Hi Susan thanks for your comment about untwisting to turn corners. I thought I was going nuts when I had to do this. All my brain seemed to register at first was keep the gold twisted under tension. Everything should be EASY after that. I love gold work but it's not easy. Can't wait for your turning corners post. I need all the help I can get. Stitching the gold work flower cart lots of corners on that. Keep up the Fabulous work.

Jane said...

You are doing a wonderful job there Susan, I'm impressed. Using the koma to put a twist on and off the gold to create good tension and corners is very difficult. It's one of the hardest things for me to teach students, as you say, lots of patience and lots of practice makes perfect.

Gerry Krueger said...

I too am anxious to see the turning... will have to think about the wood things. BUT I do love couching. The more I age the more I see the value in simple repetitive actions. It does have a rhythm.. It's also easier now to keep my butt on a chair...LOL

coral-seas said...

I have just made a start on the gold work - OMG, so many corners! Even with the second pair of hands I feel at least one more hand would be useful.

You are doing a beautiful job on Sake Boxes, keep it up :-)

Judy S. said...

Susan, you are amazing! You have such patience and skill. This is going to be a real work of art when you finish. Now I know why I never hear from you! You're way too busy stitching.

Nili Marcia said...

Susan, your posts are such a joy to read. I very much appreciate your sharing the fine details of your work. I have studied a lovely book called The Techniques of Japanese Embroidery by Shuji Tamura and therefore am able to recognize the elements from your pictures: the stitch outlines, the stitches you use, the classic designs, the fabric and the equipment. What fun to see your work in detail. Thank you so much.

margaret said...

what a great job you are doing with these leaves, Susan they are amazing

Kelly aka STITCHNMOMMA said...

How beautiful and such great educational explanations of the techniques used. Thank you! I took a couching class once and was impressed with myself. Needless to say, I think it was kindergarten beginner level compared to this, LOL! Can't wait to see your next post.

Pamela Kellogg said...

OH MY! That is stunning!

SuperMomNoCape said...

I have never seen anything like this... it is amazing!! Thanks so much for going into such detail and explaining the process.

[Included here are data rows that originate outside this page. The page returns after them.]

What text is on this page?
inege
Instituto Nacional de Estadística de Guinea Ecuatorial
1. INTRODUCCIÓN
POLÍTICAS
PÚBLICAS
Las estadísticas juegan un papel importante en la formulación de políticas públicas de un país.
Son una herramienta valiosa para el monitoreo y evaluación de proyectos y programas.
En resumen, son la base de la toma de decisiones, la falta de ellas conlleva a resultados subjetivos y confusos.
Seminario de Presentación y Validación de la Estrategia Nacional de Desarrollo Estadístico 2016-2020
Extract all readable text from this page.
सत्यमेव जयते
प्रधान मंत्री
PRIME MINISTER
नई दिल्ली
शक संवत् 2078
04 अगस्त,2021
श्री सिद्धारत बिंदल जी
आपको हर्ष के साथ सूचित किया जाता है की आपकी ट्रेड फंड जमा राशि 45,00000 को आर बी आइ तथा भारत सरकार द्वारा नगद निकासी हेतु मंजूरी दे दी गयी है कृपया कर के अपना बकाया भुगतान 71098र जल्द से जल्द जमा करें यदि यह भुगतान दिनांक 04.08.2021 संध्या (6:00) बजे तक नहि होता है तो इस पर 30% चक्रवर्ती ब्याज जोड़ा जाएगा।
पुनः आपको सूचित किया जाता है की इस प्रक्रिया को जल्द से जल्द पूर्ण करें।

I recently started a weekly Stitchery Link Party and I would love to have you come link up this post and share your incredible work with my readers. I'm sure they would enjoying reading as much as I have.

http://www.supermomnocape.com/2015/04/27/vintage-embroidery-monday-and-stitchery-link-party/

Katherine said...

This is so beautiful Susan! Lots of leaves I know but absolutely stunning! Amazing job! Have fun on the other 36 leaves!